Today I watched an Adam Savage video about shop organization. I think his ideas are bad, because his shop is a rat’s nest. Tons of things are out in the open. He has a whole wall of movie memorabilia in illuminated IKEA cases. Why would you fill your shop with space-killing things that have little or nothing to do with tools? He has at least one rack of nerdy costumes he has made for himself. He goes to nerd conventions dressed as comic and movie characters. Costumes are not tools.

His problem is that he’s like me. He’s not really building a shop. He’s building a neat place to hang out. And he loves the tools and the shop more than he loves getting things done.

Anyway, he said something he thought was brilliant. He said that when you choose a location for something, you should pick the place you thought it was in the first place.

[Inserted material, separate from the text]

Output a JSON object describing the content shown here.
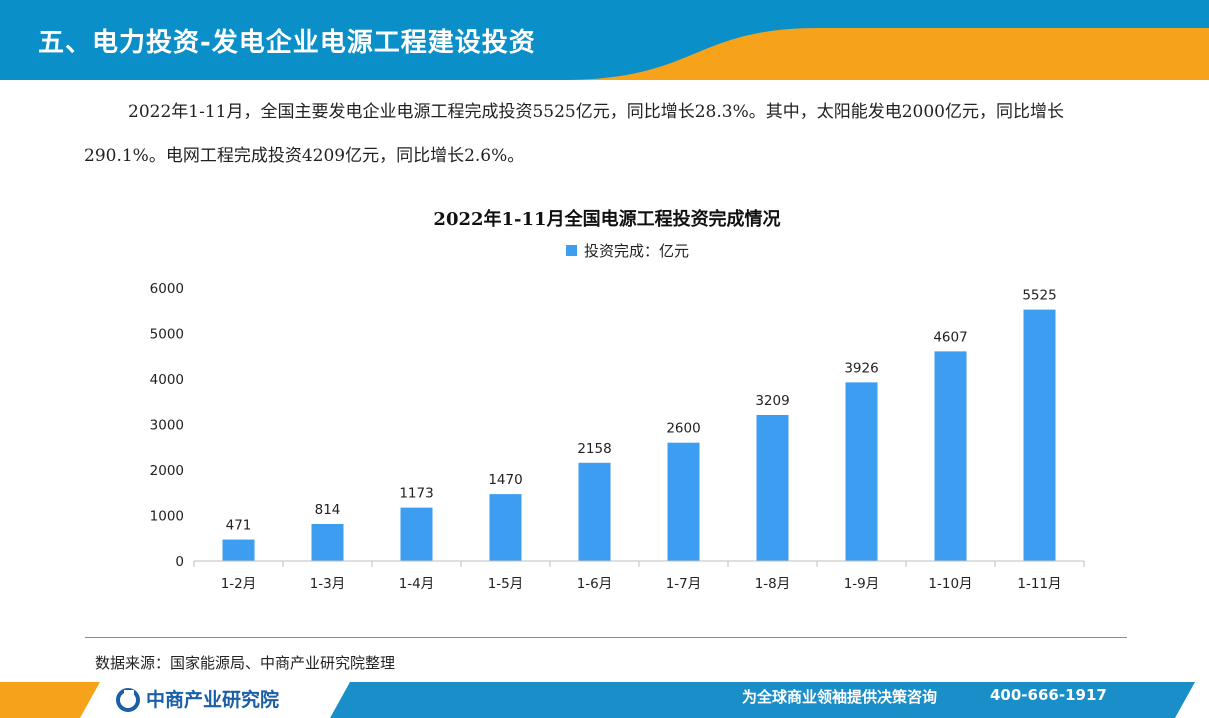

If you want your PVC cutter, and the first place you look is the third shelf to the left of your drill press, when you finally find the PVC cutter, you should put it on that shelf. You will instinctively look for it there.

This is good advice, but it’s not that original. I’ve been doing this for years. Not that it has helped much, what with all the counterproductive things I’ve also been doing. Anyway, I’ll toss it out there as a good tip.

These are my thoughts on shop organization at the moment. I hope they age well.

And another pair of Engineer pliers is arriving Saturday.

2 Responses to “Renaissance Man, Collector, or Hoarder?”

  1. Ruth H Says:

    This post makes me so happy my husband doesn’t read blogs. That does look like his needle nose pliers collection. I have my own kept safely hidden in a drawer.
    I also have a pair of pliers that was my grandfather’s. I treasure those and, of course, I never use them. I have my own set of good tools in a drawer not hidden, but you best not be the one who uses them and doesn’t put them away. Mama doesn’t like that!

  2. Ed Bonderenka Says:

    I got a lot of shelving from a party store that was no longer using them.
    Clutter catchers. I wish I’d put up cabinets.